One day after the one-year anniversary of bin Laden's elimination [May 2, 2012], the United States released 17 secret documents for the first time. This represents a tiny percentage of the 6,000 documents that were unearthed in five computers and tens of hard disks and portable storage devices that were collected by American fighters after the invasion of bin Laden's compound in Abbottabad Pakistan. Simultaneously, al Qaeda supporters, including the Taliban, conducted bin Laden memorial rallies throughout Pakistan, with the participation of tens of thousands.
The documents that were composed between September 2006 and April 2011 reveal a tangled network of collaboration that crossed countries, religions, ideologies and political struggles — all in the name of the armed struggle against the State of Israel. "Is is permissible [according to Islamic law] to receive funding from other organizations that want to support our jihad?" appears in a letter sent from militants of the Gazan terror organization Jaish al-Islam (Army of Islam), the main al-Qaeda affiliate in Gaza. In a letter sent toward the end of 2006, the organization's representatives direct their questions to Atiyah Abd al-Rahman, al Qaeda's operations chief and a close associate and spiritual advisor of bin Laden, who even reviewed the documents himself afterward.
"Numerous contributions arrive from abroad (especially Iran)," wrote the representatives of the Gazan organization. "They offer us funding in return for working with them with an emphasis on high-quality operations. Fatah also offered us funding, ostensibly to support our Jihad activities, but there is another reason: they are afraid of falling victim to our swords. This funding will go directly to create and acquire weapons and to support the operations that we will carry out."
Afterwards the militants ask whether it is permissible to invest in the stock exchange in order to raise money for jihad activities, and even inquire whether it is permitted to murder drug dealers and make use of the merchandise in their possession to "sell it to Jews with the intention of harming them and taking their money, and killing Jewish soldiers — especially the ones guarding the border."
The answer includes a string of Islamic religious rulings and quotes from [Islamic] writings dealing with the legality of using money from various sources.
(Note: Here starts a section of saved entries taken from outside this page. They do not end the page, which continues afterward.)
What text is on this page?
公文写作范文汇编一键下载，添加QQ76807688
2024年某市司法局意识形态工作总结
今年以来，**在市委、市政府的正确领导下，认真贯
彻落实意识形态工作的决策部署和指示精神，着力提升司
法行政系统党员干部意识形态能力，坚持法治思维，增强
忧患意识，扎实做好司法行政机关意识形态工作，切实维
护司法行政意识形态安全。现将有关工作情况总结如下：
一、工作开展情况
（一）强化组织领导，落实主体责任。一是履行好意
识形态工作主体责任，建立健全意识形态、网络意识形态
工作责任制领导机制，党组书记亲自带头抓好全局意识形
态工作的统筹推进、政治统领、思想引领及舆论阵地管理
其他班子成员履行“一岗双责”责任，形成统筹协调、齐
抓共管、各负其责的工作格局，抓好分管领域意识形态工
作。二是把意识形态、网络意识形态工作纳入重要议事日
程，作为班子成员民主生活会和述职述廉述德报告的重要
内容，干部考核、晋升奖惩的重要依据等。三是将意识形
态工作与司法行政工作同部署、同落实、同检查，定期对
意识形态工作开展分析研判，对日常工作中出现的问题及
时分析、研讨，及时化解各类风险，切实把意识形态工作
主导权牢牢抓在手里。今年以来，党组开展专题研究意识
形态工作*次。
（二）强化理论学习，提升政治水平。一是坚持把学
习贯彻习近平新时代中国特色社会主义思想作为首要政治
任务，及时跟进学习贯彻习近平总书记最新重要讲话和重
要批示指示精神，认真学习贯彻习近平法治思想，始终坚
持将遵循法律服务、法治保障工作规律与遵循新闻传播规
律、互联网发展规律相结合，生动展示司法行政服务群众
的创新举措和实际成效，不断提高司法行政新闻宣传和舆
But the bottom line is this: "If you are unable to fund your activities independently, then it is preferable to use money from these sources to fund jihad activities and strike Jews, than abandoning jihad due to lack of money." With regard to drugs, Abd al-Rahman emphasizes in his answer the sweeping Islamic prohibition on trafficking in alcohol and drugs, but qualifies this by saying, "Only if you have reached the conclusion that there is urgent need, you are permitted to consider [such methods] — and limit [these methods] for exceptional needs alone."
Another document sent by bin Laden to Abd al-Rahman focuses on the stance of the al Qaeda leader regarding the Arab Spring. Bin Laden describes the popular uprisings in historical terms, and writes "what we witness today is a great, shining event, and we can assume that [the uprisings] will come to encompass most of the Muslim world. Thanks to Allah, the events will lead us to a reality in which Muslims will no longer be under American control." In addition, bin Laden makes the following request of Abd al-Rahman: "Regarding our brothers who come to us from Iran, you are more aware of the security situation in your territory so please take care of obtaining the most secure places for them, and may Allah protect them."